しかしビジネスとは本来、「誰かが買いたいものを売る」行為以上のものではない。もっとシンプルに言えば、誰かが欲するものを提供する行為だ。MBAを取得したり、ベンチャーキャピタルに勤務して何年も実績を積んだりする必要などない。アントレプレナーになるには、ただ自分からアントレプレナーを名乗り、日々価値を生み出していけばよいのだ。
米国では西部開拓時代、医者と言えば、単に「ドクター」を自称した人が多かった。当時は、正式な医学の学位を得るための時間も施設もなかった。病気の人の手当をいとわず、メスのような道具を持ち合わせてさえいれば、自分から医者を名乗ることができ、周囲もそれを受け入れた(当時は理髪師が外科医を兼ねていたというのも不思議ではない)。
起業家を表す「アントレプレナー」という言葉は、フランス語で「請け負う人」を意味する。元々はおそらく、演劇の世界で使われていたもので、現在では「プロデューサー」と呼ばれる職業を表す言葉とみられる。19世紀半ばに起きた産業革命の時代、この言葉が海峡を越えて英国まで広まり、現在の私たちが知る「起業家」という意味の表現になった。

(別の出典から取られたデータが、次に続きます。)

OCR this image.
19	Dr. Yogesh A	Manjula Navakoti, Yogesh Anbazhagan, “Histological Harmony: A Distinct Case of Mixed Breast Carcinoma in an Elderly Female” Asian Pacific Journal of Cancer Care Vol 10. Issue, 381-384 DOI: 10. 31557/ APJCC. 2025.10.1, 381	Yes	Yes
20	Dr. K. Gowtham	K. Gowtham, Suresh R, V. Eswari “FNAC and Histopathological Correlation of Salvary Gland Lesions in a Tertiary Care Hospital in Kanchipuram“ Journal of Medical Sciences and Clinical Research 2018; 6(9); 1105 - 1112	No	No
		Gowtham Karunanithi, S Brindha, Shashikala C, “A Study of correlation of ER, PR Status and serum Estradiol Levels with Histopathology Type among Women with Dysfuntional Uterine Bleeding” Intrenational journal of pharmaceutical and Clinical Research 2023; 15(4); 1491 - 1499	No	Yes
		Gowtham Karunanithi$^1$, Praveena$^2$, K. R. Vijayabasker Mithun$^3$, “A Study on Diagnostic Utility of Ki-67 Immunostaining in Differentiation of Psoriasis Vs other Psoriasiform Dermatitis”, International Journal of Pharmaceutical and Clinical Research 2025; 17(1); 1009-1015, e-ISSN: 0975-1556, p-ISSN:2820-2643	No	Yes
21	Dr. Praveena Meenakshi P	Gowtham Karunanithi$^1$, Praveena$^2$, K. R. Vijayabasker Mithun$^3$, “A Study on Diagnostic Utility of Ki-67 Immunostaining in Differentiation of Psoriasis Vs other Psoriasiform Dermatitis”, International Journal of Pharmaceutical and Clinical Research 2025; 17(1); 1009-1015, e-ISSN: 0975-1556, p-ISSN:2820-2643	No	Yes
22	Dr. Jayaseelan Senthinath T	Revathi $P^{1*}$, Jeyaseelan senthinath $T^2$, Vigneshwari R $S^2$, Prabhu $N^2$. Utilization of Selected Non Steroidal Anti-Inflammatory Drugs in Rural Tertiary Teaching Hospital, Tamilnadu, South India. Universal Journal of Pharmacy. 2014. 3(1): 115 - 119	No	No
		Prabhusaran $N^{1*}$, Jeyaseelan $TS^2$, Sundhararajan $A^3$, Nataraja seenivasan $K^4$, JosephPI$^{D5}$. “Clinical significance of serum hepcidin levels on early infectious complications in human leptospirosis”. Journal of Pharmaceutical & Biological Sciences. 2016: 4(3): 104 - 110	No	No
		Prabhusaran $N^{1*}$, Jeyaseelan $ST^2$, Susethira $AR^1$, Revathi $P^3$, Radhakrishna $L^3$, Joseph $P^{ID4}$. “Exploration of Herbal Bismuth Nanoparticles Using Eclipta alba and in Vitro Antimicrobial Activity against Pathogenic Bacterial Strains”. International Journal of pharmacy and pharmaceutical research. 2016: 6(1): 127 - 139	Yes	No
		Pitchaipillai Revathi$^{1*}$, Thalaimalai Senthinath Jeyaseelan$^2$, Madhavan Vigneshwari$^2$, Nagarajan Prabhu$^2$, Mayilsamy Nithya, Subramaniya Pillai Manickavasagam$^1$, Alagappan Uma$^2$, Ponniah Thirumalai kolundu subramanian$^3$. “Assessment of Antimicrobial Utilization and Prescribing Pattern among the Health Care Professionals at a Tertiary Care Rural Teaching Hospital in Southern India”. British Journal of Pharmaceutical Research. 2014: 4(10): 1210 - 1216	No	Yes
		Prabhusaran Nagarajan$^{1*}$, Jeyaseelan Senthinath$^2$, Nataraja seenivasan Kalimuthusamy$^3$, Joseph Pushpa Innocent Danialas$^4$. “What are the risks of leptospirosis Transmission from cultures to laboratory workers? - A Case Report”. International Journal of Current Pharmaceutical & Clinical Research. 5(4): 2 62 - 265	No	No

アントレプレナーという言葉の使用は時代によって流行り廃りがあり、代わりにインベンター(発明家)やインベスター(投資家)、ベンチャーキャピタリスト、ファウンダー(創業者)などという言葉に取って代わられてきた。技術革新の進んだ今では、ユーチューブやティックトック上のインフルエンサーから、ウーバーのドライバー、イーベイの出品者まで、アントレプレナー精神はあらゆる場所に見られる。